Spacestation had looked so strong. Surely, the hammer was theirs to lose. After an initial slow start since adding Canadian, they had been on fire the last couple of months, with a second-place finish at the OGA PIT Minor, a victory at the US Nationals Finals, strong online performances where they had historically struggled, and finally a dominant run through the groups and upper bracket, with a 10-3 overall map record.
Ninjas in Pyjamas had a different story. Like SSG they had managed to top their group after wins over both Team Liquid and MIBR, but then in the first playoff match dropped 0-2 to TSM. In each of their proceeding lower bracket matches, the other team was favored to win. Nevertheless, they managed a spectacular run to the grand final by scoring wins over G2 Esports, Darkzero, BDS Esport, and finally by getting revenge over TSM in the lower bracket final. They played the most games an R6 team has ever had to play at an international tournament, and they were on fire heading into the big game.
The Ninjas' momentum continued through the first two and a half maps of the grand final, with the team looking unstoppable with 7-3 and 7-2 wins on Villa and Border (the former of which they hadn't played competitively in months). SSG looked flat, unlike anything they had previously shown at the tournament, and fans all over North America feared they would be in for yet another disappointment in a major final.
Map 3 was Club House. SSG's home map and one they were famous for a 17-0 active winning streak at the time. It did not start well, with the North Americans going down 0-4 to start the game, but managed to rally and close their attacking half 2-4.
The next critical moment would come at the end of round 9. The score was 5-3 to NiP, another round at this point would be devastating to SSG's cause, who would then need to win three consecutive match points in order to force overtime and avoid elimination. ThinkingNade, who until then had been having a quiet game, stepped up huge with a 1v1 clutch against Kamikaze when both opponents were on a single bullet's worth of HP.
After this, the momentum truly shifted in SSG's favor. They won the next three rounds in a row to clinch Club House, sending the series to map 5: Bank. SSG would continue to roll on the last map, eventually taking the win 7-3.
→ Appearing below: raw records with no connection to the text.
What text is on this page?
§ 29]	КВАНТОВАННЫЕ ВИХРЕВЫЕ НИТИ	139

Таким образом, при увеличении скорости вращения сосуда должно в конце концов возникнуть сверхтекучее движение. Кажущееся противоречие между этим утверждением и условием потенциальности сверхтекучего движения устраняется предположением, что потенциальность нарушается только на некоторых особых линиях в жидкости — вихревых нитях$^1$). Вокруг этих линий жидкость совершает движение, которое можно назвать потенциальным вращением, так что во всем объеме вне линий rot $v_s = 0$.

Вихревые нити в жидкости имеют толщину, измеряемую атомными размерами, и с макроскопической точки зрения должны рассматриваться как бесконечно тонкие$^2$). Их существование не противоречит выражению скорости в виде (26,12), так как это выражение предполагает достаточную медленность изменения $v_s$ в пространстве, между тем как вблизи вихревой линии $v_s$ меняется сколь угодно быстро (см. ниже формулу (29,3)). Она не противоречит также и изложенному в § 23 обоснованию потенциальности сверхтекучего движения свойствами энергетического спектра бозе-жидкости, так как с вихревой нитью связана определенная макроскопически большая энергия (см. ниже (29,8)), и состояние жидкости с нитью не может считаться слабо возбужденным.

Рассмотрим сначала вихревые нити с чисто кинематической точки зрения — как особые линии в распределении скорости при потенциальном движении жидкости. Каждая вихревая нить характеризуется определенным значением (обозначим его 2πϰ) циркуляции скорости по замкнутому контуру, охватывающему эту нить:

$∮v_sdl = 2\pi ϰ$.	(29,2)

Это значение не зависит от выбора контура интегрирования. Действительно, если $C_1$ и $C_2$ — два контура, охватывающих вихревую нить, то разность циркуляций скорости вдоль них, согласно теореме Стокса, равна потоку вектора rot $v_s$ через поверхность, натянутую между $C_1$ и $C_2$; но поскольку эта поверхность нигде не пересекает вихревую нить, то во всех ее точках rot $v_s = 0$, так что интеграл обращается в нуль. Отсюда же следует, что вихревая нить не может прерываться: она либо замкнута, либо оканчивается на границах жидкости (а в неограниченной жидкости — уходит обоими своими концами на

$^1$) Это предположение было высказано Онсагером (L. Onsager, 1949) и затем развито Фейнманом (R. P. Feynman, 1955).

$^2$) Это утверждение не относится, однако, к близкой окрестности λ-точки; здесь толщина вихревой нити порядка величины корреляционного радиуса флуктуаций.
The grand final of the Six Invitational, if not the most impressive in terms of the plays made in the server (though there were still many spectacular plays made on both sides), it certainly had the most narrative weight behind it. EU had been cast by the wayside, NA and LATAM were fighting to win either their first trophy in three years or ever. Canadian was looking to join the G2 core as a two-time world champion. NiP was looking to redeem themselves after being unable to show their strength in Japan (now one of the great what-ifs of Siege history). It also had one of the best stage environments, with a passionate crowd that continued to buoy SSG even when the match seemed hopeless. Finally, it came down to a final deciding map, a best-of-1 to decide the world championship. What could be more exciting than that?
Aside from the storylines, there were also many impressive individual performances and highlights. Pino especially put on a show, earning grand final MVP honors in the process. Perhaps his most memorable play was his 'fadeaway' shot on Club House where he got a kill midair while falling down into Oil Pit.